- Citizenship: Zambia
- Education: University of Manitoba (PhD)
- Occupation: Animal Scientist
- Years active: 1986 – present

= Judith Ngalande Lungu =

Zambian livestock production specialist

Dr. Judith Ngalande Lungu is a Livestock Production Specialist and seasoned academician with over 30 years of experience in the field, having held various academic positions in various capacities at University of Zambia (UNZA), Mulungushi University, Kwame Nkurumah University and Botswana College of Agriculture.

== Education ==
She was admitted to the University of Zambia (UNZA), graduating with a Bachelor of Science in Agricultural Sciences. She obtained a Master of Science degree at the University of Massachusetts and completed her Doctoral degree at the University of Manitoba. Her thesis was on "The effect of time of feeding on time of parturition and on steroid profiles during the last month of pregnancy in the ewe."

== Career ==
She served as a senior lecturer at UNZA for 25 years from 1986 to 2011. She was the Head of the Animal Science Department and also served as the Dean of the School of Agricultural Sciences.
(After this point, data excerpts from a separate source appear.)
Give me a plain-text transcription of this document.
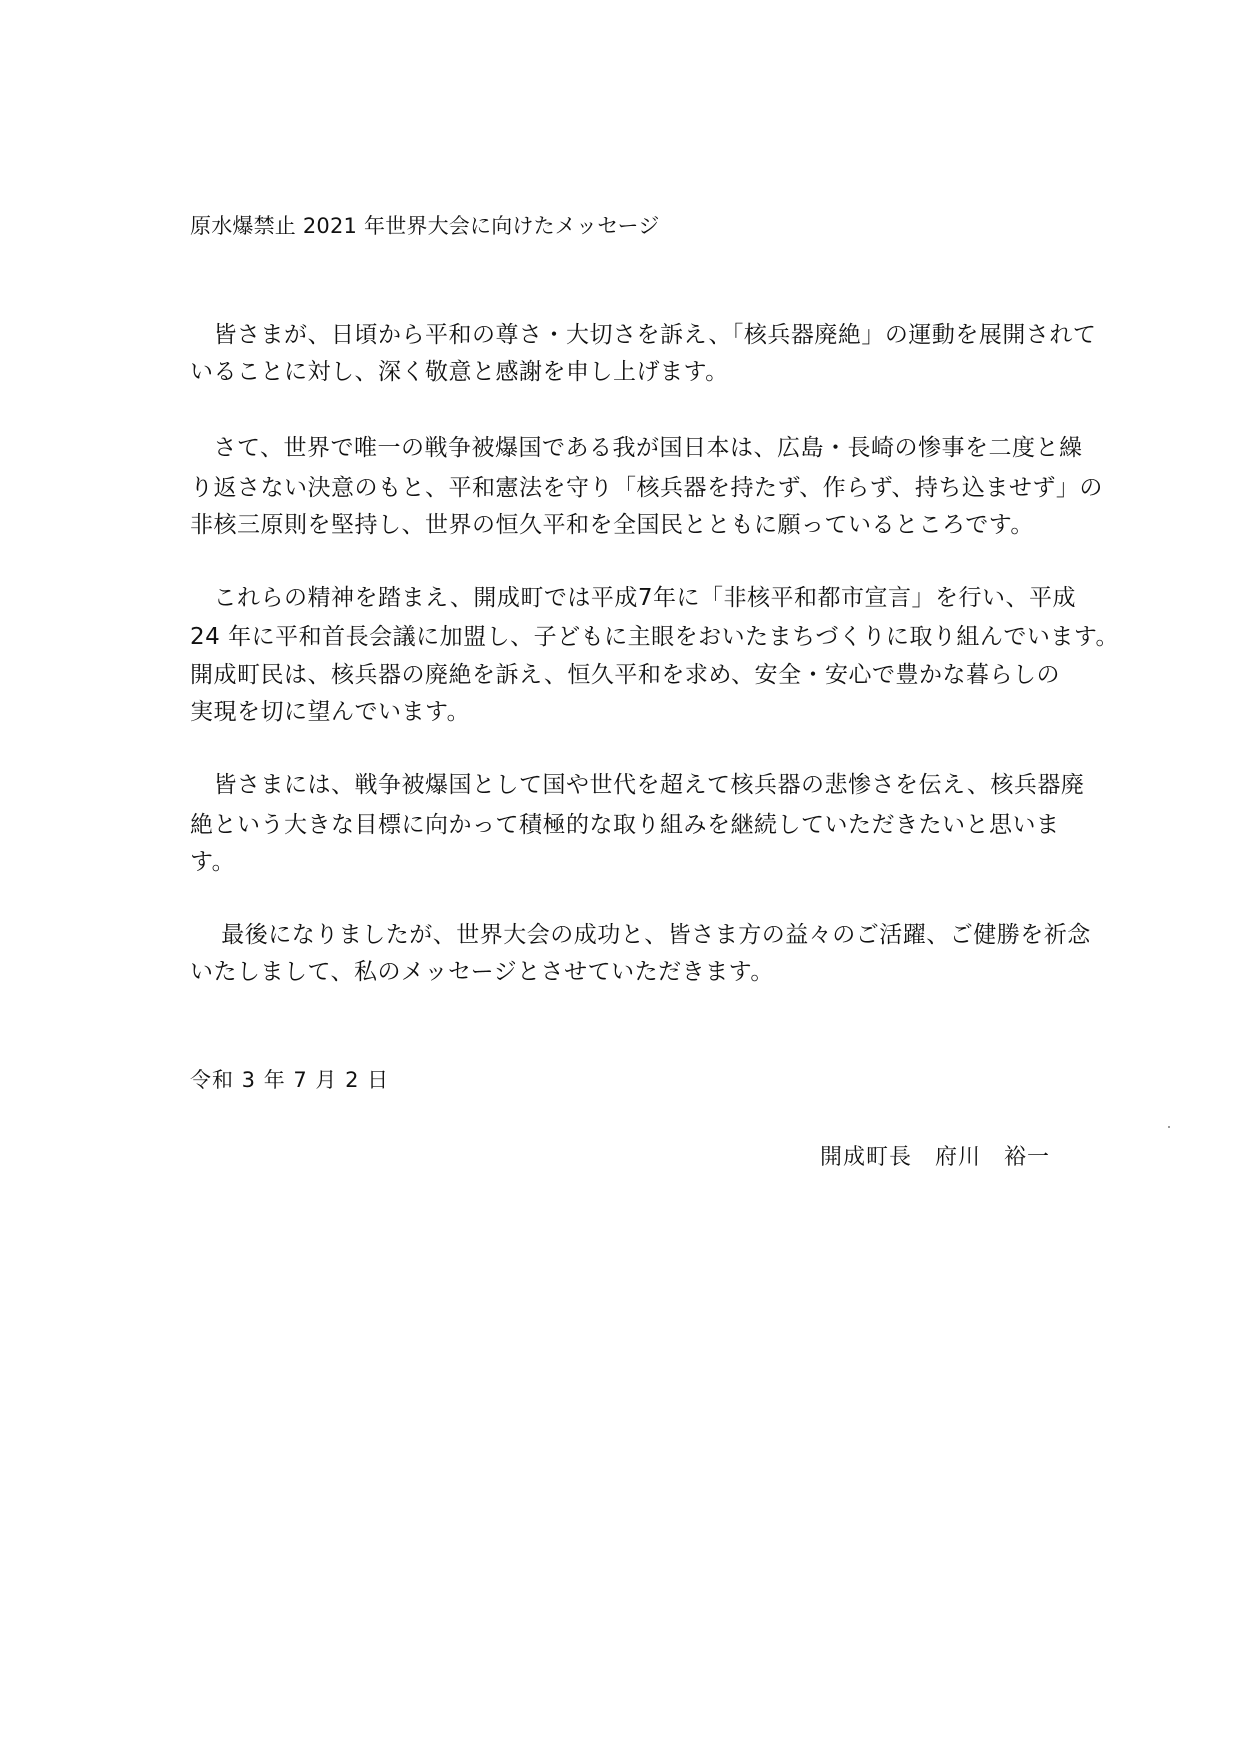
原水爆禁止 2021 年世界大会に向けたメッセージ
　皆さまが、日頃から平和の尊さ・大切さを訴え、「核兵器廃絶」の運動を展開されて
いることに対し、深く敬意と感謝を申し上げます。
　さて、世界で唯一の戦争被爆国である我が国日本は、広島・長崎の惨事を二度と繰
り返さない決意のもと、平和憲法を守り「核兵器を持たず、作らず、持ち込ませず」の
非核三原則を堅持し、世界の恒久平和を全国民とともに願っているところです。
　これらの精神を踏まえ、開成町では平成7年に「非核平和都市宣言」を行い、平成
24 年に平和首長会議に加盟し、子どもに主眼をおいたまちづくりに取り組んでいます。
開成町民は、核兵器の廃絶を訴え、恒久平和を求め、安全・安心で豊かな暮らしの
実現を切に望んでいます。
　皆さまには、戦争被爆国として国や世代を超えて核兵器の悲惨さを伝え、核兵器廃
絶という大きな目標に向かって積極的な取り組みを継続していただきたいと思いま
す。
　 最後になりましたが、世界大会の成功と、皆さま方の益々のご活躍、ご健勝を祈念
いたしまして、私のメッセージとさせていただきます。
令和 3 年 7 月 2 日
開成町長　府川　裕一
Between 1989 and 1990, she was as a visiting lecturer in Livestock Production at the Botswana College of Agriculture. She went on to be the Deputy Vice Chancellor for Mulungushi University from 2012.

== Professional organization affiliations ==
She has held several positions that include; mentor at the African Women in Agricultural Research and Development (AWARD), member of the Forum for African Women Educationalists (FAWE) and board member of the National Institute for Scientific and Industrial Research (NISIR) and Women for Change.